Результаты Вестерн-блоттинга демонстрируют в стриатуме у крысят ПНС14 уменьшение уровня ключевого фермента синтеза дофамина ТГ на 25% (рис. 3А) и увеличение фТГ-40 на 64% (рис. 3Б) по сравнению с К14, что свидетельствует о более интенсивном переходе ТГ в активную фосфорилированную форму: соотношение фТГ40/ТГ в группе К14 составляло 1.2, а в группе ПНС14 – 2.4. У крысят ПНС14 выявлено уменьшение уровня GAD65 – фермента биосинтеза ГАМК на 68% (рис. 2В) по сравнению с К14.

Рис. 3.

Результаты Вестерн-блоттинга, демонстрирующие изменение уровня тирозингидроксилазы (ТГ) – А; фосфорилированной по серину-40 формы тирозингидроксилазы (фТГ-40) – Б; глутаматдекарбоксилазы 65 (GAD65) – B и их статистический анализ – Г у 14-ти и 30-дневных крысят контрольных (К14 и К30) и после пренатального стресса (ПНС14 и ПНС30) групп. GAPDH – контрольный белок. Достоверность отличий (р < 0.05): * – по сравнению с К14, # – по сравнению с ПНС14.
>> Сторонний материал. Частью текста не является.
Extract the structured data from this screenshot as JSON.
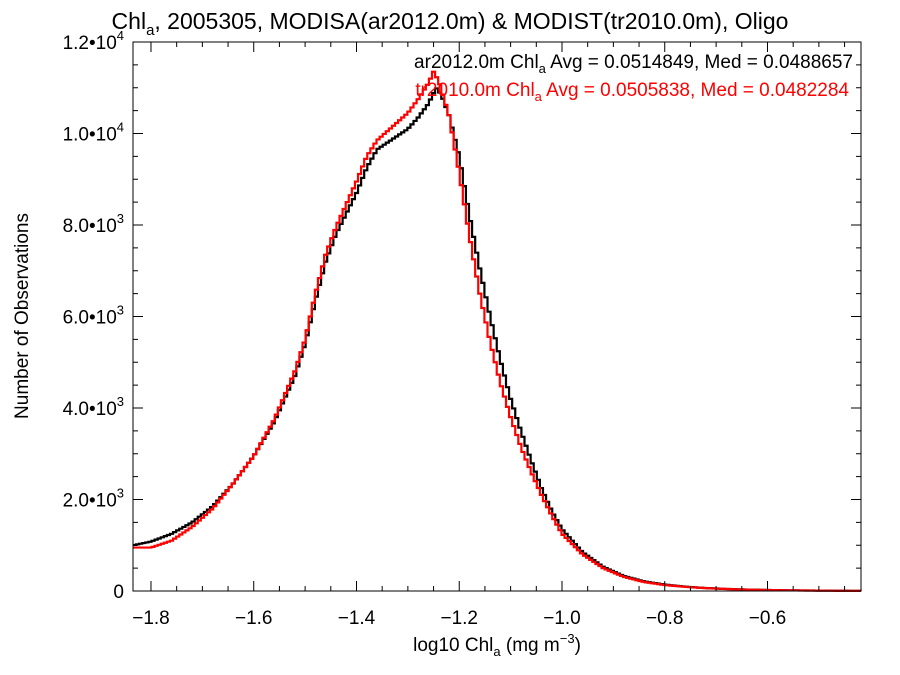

У крысят К30 в стриатуме не выявлено достоверных отличий относительного уровня ТГ и GAD65 по сравнению с К14, при этом у К30 отмечено значительное увеличение уровня фТГ-40 (р < 0.05), соотношение фТГ40/ТГ составляло 3.1, что свидетельствует о более высоком уровне активности этого фермента.

У крысят ПНС30 не выявлено достоверных отличий уровня ТГ и фТГ-40 (соотношение фТГ40/ТГ составило 3.3), а также уровня GAD65 от соответствующего уровня у К30, что свидетельствует о компенсации нейрохимических нарушений, отмеченных в группе ПНС14.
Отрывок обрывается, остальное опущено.